2. Give every student a squirt of hand sanitizer and tell them it’s time to make a salad! Have them follow you to the bed of lettuce. They will want to grab the outside of the leaf and rip pieces off– show them how to follow the leaf all the way to the stem and pull off whole leaves. Instruct everyone to pick a certain number of leaves (for PK and K we do 3, and 1 and 2 we do 5, because they tend to eat more). They will be grossed out by the bugs crawling on the leaves.
3. Once a few kids have the full amount of leaves, have them follow you to the wash station and show them how to rinse off their leaves in water. Then show them where the processing station is.
4. At the processing station, show them how to rip up the pieces of lettuce into bite sizes in the colanders. When colanders get full, give them one more rinse, and dump them into regular bowls. When kids finish tearing up lettuce, give them half a lemon to squeeze into an empty bowl. Tell them not to lick the lemon before they squeeze it (it will happen).
5. Send kids who are finished back to the garden to pick various edible flowers– we always have chive flowers and a few brassica flowers this time of year, and if we’re in short supply, i have the kids pick dandelions to put in. You can also have kids pick anything else that might be ready– radishes, baby turnips, beet greens, peas, herbs– to throw into the salad as well.

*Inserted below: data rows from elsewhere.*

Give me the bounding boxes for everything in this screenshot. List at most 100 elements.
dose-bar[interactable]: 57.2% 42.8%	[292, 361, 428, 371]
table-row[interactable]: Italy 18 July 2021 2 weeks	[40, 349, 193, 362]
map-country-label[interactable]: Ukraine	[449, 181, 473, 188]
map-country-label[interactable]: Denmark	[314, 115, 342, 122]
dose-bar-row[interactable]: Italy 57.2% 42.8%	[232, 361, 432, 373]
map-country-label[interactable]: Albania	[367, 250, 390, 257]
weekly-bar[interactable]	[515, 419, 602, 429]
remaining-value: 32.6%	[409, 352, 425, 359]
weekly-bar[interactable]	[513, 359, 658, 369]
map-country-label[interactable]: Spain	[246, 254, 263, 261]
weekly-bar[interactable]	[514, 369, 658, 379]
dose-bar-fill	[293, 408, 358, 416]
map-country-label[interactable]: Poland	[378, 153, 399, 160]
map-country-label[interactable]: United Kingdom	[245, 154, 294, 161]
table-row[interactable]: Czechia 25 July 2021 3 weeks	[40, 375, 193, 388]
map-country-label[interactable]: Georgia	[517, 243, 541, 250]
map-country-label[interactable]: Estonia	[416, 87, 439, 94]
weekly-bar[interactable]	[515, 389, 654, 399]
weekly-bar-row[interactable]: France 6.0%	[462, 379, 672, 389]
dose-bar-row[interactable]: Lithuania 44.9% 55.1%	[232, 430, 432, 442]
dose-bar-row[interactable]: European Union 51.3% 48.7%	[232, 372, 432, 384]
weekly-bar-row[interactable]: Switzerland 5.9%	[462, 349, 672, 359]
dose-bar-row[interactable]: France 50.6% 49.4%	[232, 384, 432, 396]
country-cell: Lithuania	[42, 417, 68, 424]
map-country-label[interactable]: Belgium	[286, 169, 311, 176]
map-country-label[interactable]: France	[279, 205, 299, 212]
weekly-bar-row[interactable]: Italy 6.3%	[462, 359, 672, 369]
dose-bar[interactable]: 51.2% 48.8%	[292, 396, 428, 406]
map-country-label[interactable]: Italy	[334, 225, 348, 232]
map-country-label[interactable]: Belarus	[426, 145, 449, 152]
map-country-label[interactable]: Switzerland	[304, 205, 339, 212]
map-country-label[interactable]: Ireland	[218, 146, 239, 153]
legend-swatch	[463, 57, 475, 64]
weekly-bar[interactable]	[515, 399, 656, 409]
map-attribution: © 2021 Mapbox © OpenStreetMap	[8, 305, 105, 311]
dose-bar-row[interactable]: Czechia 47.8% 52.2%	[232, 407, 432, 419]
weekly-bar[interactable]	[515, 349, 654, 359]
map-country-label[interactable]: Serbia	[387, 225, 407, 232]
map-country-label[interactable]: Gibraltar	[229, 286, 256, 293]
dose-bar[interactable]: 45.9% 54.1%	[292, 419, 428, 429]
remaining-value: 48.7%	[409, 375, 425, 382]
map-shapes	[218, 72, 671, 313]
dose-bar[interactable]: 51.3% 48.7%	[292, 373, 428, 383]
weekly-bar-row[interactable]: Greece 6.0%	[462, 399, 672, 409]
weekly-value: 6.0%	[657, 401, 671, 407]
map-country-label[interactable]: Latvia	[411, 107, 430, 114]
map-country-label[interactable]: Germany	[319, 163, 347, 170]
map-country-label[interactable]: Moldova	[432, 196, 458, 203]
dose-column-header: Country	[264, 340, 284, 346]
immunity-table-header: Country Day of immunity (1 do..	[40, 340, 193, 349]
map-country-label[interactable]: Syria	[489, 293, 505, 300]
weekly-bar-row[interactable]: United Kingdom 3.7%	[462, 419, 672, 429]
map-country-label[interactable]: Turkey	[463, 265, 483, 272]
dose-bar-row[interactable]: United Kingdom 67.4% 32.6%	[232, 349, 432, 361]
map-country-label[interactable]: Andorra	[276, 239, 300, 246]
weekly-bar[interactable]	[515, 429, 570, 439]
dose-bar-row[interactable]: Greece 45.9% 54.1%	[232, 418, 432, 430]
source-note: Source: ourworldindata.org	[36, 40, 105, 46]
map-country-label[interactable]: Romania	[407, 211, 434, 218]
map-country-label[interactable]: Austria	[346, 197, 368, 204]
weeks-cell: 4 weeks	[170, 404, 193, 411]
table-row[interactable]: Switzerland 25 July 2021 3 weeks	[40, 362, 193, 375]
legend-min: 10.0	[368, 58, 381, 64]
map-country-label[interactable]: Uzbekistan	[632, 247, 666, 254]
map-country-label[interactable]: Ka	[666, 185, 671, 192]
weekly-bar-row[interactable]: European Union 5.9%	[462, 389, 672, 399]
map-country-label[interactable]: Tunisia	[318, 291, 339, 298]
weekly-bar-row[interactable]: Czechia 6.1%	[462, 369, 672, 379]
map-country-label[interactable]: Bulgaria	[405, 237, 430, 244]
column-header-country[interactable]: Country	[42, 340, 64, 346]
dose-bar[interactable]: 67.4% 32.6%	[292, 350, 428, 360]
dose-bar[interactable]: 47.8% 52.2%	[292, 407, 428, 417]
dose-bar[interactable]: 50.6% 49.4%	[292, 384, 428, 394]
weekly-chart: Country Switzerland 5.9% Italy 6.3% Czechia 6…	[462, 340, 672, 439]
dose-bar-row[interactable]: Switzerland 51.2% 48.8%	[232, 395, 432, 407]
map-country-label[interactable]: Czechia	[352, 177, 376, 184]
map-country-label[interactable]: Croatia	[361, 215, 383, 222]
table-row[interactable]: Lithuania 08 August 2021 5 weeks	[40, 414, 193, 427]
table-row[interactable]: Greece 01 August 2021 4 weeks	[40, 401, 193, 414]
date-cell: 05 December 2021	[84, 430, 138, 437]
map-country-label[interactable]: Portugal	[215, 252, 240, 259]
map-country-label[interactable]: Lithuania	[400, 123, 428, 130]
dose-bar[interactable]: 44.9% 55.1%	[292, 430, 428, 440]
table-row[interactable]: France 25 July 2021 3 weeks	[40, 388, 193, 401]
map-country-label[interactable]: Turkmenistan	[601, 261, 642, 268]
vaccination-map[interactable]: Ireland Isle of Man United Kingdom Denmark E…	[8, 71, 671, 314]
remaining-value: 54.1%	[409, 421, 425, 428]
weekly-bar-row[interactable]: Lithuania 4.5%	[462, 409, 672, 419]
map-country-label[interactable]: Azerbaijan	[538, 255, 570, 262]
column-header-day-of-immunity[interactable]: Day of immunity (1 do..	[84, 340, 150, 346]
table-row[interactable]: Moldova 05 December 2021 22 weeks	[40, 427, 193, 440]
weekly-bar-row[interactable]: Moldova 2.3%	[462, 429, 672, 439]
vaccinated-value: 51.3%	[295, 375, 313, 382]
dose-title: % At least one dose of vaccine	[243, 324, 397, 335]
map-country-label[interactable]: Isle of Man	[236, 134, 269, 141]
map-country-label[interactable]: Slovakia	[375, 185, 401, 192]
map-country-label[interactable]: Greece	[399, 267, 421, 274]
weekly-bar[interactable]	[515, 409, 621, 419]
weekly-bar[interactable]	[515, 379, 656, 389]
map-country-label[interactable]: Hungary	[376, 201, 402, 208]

6. You or another adult can mix olive oil, salt, and pepper into the lemon juice, and pour it over the salad that now has various accoutrements thrown in. Mix well. Then, have students all sit down. Have one student hand out forks and another hand out plates or bowls. One student can hold the salad bowl, and another can put on gloves and hand out just a little bit of salad to each student, to try. Enjoy!
I only give students seconds if they have completely finished their plates. As you eat, you can talk about the different things students did to take care of the lettuce and other salad ingredients.
7. If you are using reusable dishes, have students toss their leftovers into the compost pile, and go back to the wash station with a tub of soapy water to wash their dishes. (you will want to re-wash them after they have gone back inside, but it is good practice for them).